In a recent interview with Yahoo News, Air Force Lt. Gen. S. Clinton Hinote said that the outcome was based on a classified Pentagon war game simulation carried out over the years. Hinote said that U.S. forces were losing more quickly in recent simulations after Beijing's new military capabilities were taken into consideration.
"The definitive answer if the U.S. military doesn’t change course is that we’re going to lose fast," Hinote said. "In that case, an American president would likely be presented with almost a fait accompli."
The U.S. Air Force conducted a simulation of a conflict set more than a decade in the future around September 2020. This simulation started with a Chinese biological-weapon attack on U.S. ships and bases in the Indo-Pacific region. Using military drills as cover, China would then deploy an invasion force to attack Taiwan, while at the same time targeting U.S. bases and ships in the region with missile strikes.
"Whenever we war-gamed a Taiwan scenario over the years, our Blue Team routinely got its ass handed to it, because in that scenario time is a precious commodity and it plays to China’s strength in terms of proximity and capabilities," said David Ochmanek, a former deputy assistant secretary of defense for force development who's now a senior RAND Corporation analyst.
"That kind of lopsided defeat is a visceral experience for U.S. officers on the Blue Team, and as such the war games have been a great consciousness-raising device," he added. "But the U.S. military is still not keeping pace with Chinese advances.
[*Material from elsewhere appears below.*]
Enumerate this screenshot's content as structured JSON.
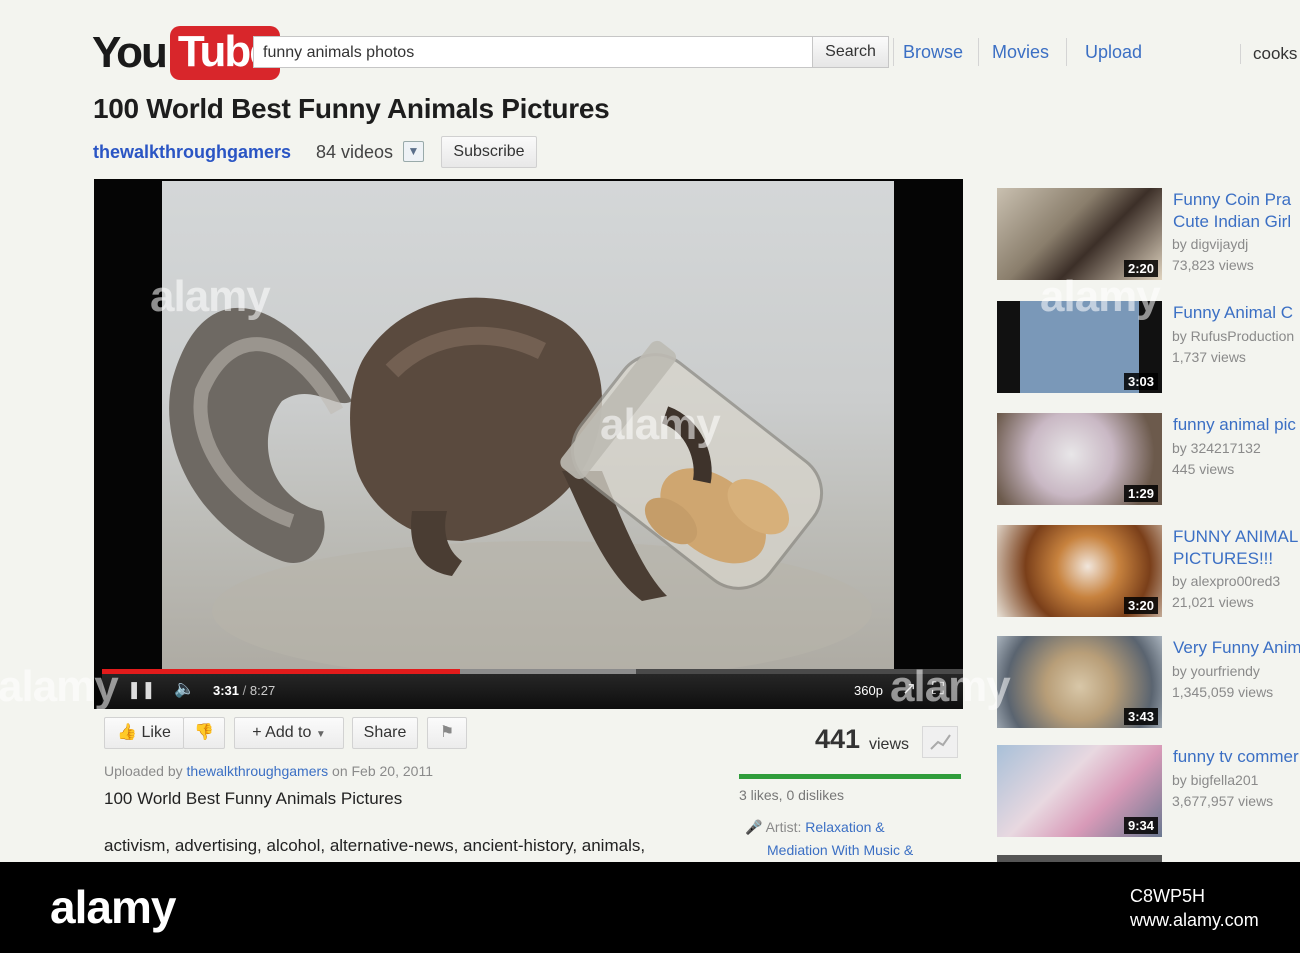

For that reason, I don’t think we’re much better off than a decade ago when we started taking this challenge more seriously."
The results of the war game are particularly alarming as the Chinese Communist Party has escalated its war-mongering toward Taiwan after U.S. President Joe Biden took office. In late January, one Chinese military official even threatened war against the island.
More recently, on March 10, Taiwan's Ministry of National Defense reported that a Chinese anti-submarine warfare aircraft entered the country's southwestern air defense identification zone (ADIZ). This is the latest in what has been nearly daily incursions into its ADIZ since the start of the year.
During a Senate Armed Services hearing on March 9, Adm. Philip Davidson, head of the U.S. Indo-Pacific Command warned that the Chinese regime could invade Taiwan within the "next six years." He stated that the U.S. military was losing its ability to deter conflict in the region. (Related: Threat of global nuclear war now even higher than during the Cold War.)
“I think our conventional deterrent is actually eroding in the region,” he said, citing the Chinese military's "vast advances" in size and capability over the past decade.
The People's Liberation Army Navy, China's naval arm, is now larger than the U.S. Navy. The U.S. Indo-Pacific Command projects that by 2025, it will have three aircraft carriers in the Western Pacific to the U.S. Navy's one, 12 amphibious assault ships to the Navy's four, and 108 modern multi-warfare combatant ships to the Navy's 12.
Part of the issue lies in the fact that the Pentagon has been distracted fighting counterterrorism and counterinsurgency wars in Iraq and Afghanistan for two decades. Meanwhile, China has been free to focus on what the Pentagon terms an advanced "anti-access, area denial" (A2/AD) strategy in the region.
Beijing is currently laser-focused on Taiwan and regional hegemony, while the U.S. military must project power and prepare for potential conflicts all over the globe.
In addition, complacency has struck U.S. military's senior officers thanks to it being the perennial winner in a number of wars.
"My response is that China’s growing military confidence is manifesting itself in an increasingly belligerent approach to its neighbors, the growing frequency of the PLA’s violation of the airspace of Taiwan and Japan, and the bullying of other neighbors in the South China Sea," said Ochmanek. "Under Xi Jinping there has been a dramatic increase in such provocations compared to a decade ago, and I think it’s grounded in his belief that militarily, China is strong enough now to credibly challenge us."
According to Hinote, the key now for the U.S. military to regain its ability to deter Chinese aggression would be to restructure U.S. forces in a way that causes Chinese generals to question whether or not they can win.
"If we can design a force that creates that level of uncertainty and causes Chinese leaders to question whether they can accomplish their goals militarily, I think that’s what deterrence looks like in the future," he said.
The only problem, Hinote noted, is that the defensive posture that they researched in the war games is still not the one reflected the U.S. current defense spending plans.
"We’re beginning to understand what kind of U.S. military force it’s going to take to achieve the National Defense Strategy’s goals," he said. "But that’s not the force we’re planning and building today."